Last week President Barack Obama announced he wants to give every Social Security recipient a $250 payment to make up for the fact that they will not get a cost-of-living adjustment (COLA). The Washington Post describes this as a one-time payment. They are wrong. George Will explains: “This is the second continent-wide shower of $250 checks. The first came from the $787 billion stimulus package enacted in February. There will not be another such shower, until the next one.”

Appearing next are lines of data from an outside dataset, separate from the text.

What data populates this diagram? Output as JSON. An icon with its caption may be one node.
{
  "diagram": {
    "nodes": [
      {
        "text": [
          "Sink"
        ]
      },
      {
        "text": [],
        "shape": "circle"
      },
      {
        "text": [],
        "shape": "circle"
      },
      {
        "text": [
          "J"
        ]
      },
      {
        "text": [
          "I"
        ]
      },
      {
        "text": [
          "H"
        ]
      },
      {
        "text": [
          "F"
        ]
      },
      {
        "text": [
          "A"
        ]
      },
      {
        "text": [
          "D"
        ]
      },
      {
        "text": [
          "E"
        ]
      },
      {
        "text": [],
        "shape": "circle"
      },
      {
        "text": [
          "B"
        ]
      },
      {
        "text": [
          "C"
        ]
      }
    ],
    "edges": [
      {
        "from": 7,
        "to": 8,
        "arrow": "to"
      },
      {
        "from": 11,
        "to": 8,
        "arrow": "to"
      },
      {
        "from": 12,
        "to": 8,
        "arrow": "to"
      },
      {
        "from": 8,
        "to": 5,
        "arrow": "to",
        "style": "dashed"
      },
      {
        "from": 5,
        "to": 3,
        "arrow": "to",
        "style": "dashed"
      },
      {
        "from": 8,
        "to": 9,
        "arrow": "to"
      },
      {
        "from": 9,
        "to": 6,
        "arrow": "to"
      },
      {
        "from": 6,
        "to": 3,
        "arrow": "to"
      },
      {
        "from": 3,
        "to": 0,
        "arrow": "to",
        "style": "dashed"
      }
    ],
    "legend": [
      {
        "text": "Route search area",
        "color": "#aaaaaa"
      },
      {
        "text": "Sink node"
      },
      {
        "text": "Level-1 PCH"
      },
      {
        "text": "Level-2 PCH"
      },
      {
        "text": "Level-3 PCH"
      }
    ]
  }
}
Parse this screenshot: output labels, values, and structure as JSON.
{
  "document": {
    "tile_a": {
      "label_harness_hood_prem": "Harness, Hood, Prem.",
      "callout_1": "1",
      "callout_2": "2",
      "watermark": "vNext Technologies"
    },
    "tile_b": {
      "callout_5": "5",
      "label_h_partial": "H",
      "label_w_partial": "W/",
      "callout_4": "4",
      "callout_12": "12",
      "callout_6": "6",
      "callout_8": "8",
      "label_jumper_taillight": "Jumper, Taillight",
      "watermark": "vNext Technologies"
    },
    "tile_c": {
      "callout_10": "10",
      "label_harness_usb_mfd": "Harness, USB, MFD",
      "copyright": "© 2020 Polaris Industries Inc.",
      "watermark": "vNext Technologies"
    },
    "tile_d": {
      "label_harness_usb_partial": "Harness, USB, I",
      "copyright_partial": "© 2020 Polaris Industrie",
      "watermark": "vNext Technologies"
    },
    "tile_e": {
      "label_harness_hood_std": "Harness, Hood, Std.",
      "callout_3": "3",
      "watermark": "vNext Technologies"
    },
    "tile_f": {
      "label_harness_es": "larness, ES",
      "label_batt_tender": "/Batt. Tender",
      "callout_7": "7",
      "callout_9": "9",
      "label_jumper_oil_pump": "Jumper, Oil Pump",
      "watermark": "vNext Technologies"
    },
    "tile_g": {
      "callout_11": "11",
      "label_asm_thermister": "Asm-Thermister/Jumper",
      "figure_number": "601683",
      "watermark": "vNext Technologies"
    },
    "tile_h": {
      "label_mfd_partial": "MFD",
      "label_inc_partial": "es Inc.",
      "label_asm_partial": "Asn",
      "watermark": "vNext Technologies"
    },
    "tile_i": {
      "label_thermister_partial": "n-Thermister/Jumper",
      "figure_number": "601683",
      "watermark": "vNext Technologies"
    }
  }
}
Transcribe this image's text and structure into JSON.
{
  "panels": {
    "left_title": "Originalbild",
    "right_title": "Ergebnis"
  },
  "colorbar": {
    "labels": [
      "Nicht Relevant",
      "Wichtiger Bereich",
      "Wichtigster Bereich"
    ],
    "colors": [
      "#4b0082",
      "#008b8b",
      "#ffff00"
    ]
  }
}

Heritage fellow David John explains why these payments are undermining the legitimacy of the entire Social Security program:

Proponents of this increase tacitly acknowledge this fact when they base arguments in favor of the $250 payment on decline in 401(k) assets or housing values. While no one disputes that many retirees have a tough time getting by on Social Security, Social Security’s COLA is strictly intended to make up for the effect of inflation on those benefit payments, not for any other changes to a retiree’s income or net worth. Any attempt to use Social Security or its COLA to make up for a reduction in other assets or income starts to change Social Security into a welfare program.

Since Social Security started in 1935, its benefits have been earned and paid for by its own payroll taxes. A bipartisan consensus has preserved the fact that recipients are not receiving a gift from the government but rather a benefit based on explicit taxes paid by the worker. However, both the Obama proposal and that agreed to by Republican leaders breaks that connection.